Technologie
La technologie NanoStringMC est utilisée pour capturer et dénombrer des molécules d’ADN (CNV, SNV, in/del), d’ARN (ARNm, miARN, fusions) ou des protéines (y compris celles qui présentent des modifications post-traductionnelles) à l’aide d’un système de sondes chromocodées. Les avantages de la technologie NanoStringMC par rapport aux plateformes existantes sont notamment sa capacité à mesurer directement les cibles, sans réactions enzymatiques ni biais d’amplification, sa sensibilité couplée à une haute capacité de multiplexage, et sa production de résultats numériques.
Le système d’analyse de l’expression des gènes nCounter® de NanoStringMC est plus sensible que celui des biopuces et d’une sensibilité et d’une précision semblables à celles de la PCR en temps réel. Comme il permet la quantification des ARNm de faible abondance dans de petits échantillons, ce système est particulièrement utile pour définir des profils d’expression et des signatures spécifiques dans des échantillons cliniques.
CellCarta offre une analyse sensible et reproductible de l’expression génique permettant de tester jusqu’à 800 gènes en une seule réaction à l’aide de la technologie NanoStringMC.

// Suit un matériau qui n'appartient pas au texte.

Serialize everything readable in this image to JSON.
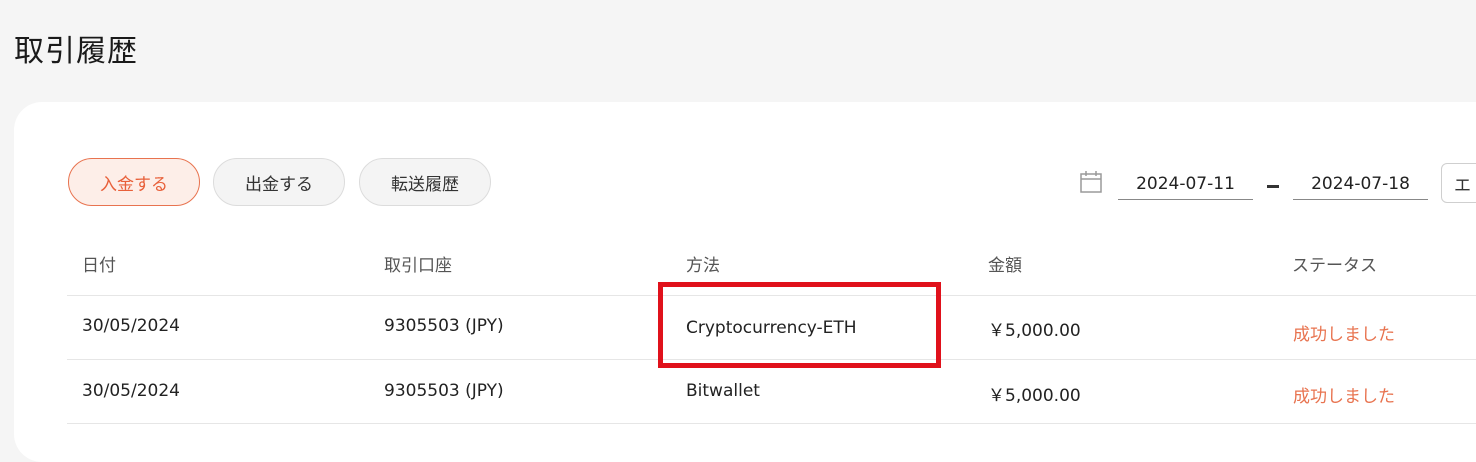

Le système NanoStringMC permet le dénombrement numérisé jusqu’à environ 1 million de molécules par zone d’échantillonnage au moyen de deux sondes spécifiques de la cible. Une première sonde (environ 50 bases) complémentaire à la séquence cible et couplée à la biotine permet de capturer la molécule cible, et une deuxième sonde (environ 50 bases) également complémentaire à la séquence cible, mais couplée à une extension chromocodée, procure le signal de détection. Cette extension chromocodée consiste en une série de segments d’ARN complémentaires transcrits in vitro, chacun marqué par un fluorophore spécifique. L’ordre de présentation crée un code unique qui est utilisé pour identifier la cible.
Une fois la cible liée par les deux sondes, elle est isolée sur une surface recouverte de streptavidine, immobilisée dans un état allongé à l’aide d’un champ électrique et visualisée. L’ordre spécifique des signaux fluorescents permet l’identification et la quantification de la cible.
Le système NanostringMC possède une capacité de multiplexage élevée et permet de tester jusqu’à 800 gènes cibles en un seul essai à l’aide du système nCounter®.
Idéal pour définir des signatures d’expression génique dans les échantillons cliniques, 100 ng d’ARN total (dans un volume de 5 à 10 μl) sont généralement nécessaires pour la plupart des panels d’expression génique. Le nombre requis d’échantillons FFIP sur lames de verre dépend du type de biopsie et de la cellularité. Les recommandations suivantes peuvent généralement être utilisées comme point de départ :
Ce protocole simple permet d’obtenir des résultats sensibles, précis et quantitatifs. Les données numériques obtenues comprennent une liste des gènes examinés et le nombre de fois qu’ils ont été détectés dans les échantillons. Différentes représentations des résultats de l’analyse sont offertes pour faciliter l’interprétation des données, notamment des boîtes à moustache pour chaque groupe de traitement, des diagrammes de dispersion de tous les gènes, des analyses avancées spécifiques, des regroupements de gènes et des cartes de densité.
Des panels prêts à l’emploi sont offerts et peuvent être personnalisés en fonction des besoins. Le panel « Pan cancer 770-plex » est un panel particulièrement utilisé dans le cadre d’essais cliniques portant sur l’immunothérapie pour étudier les principales voies de signalisation associées à l’apparition et au développement du cancer.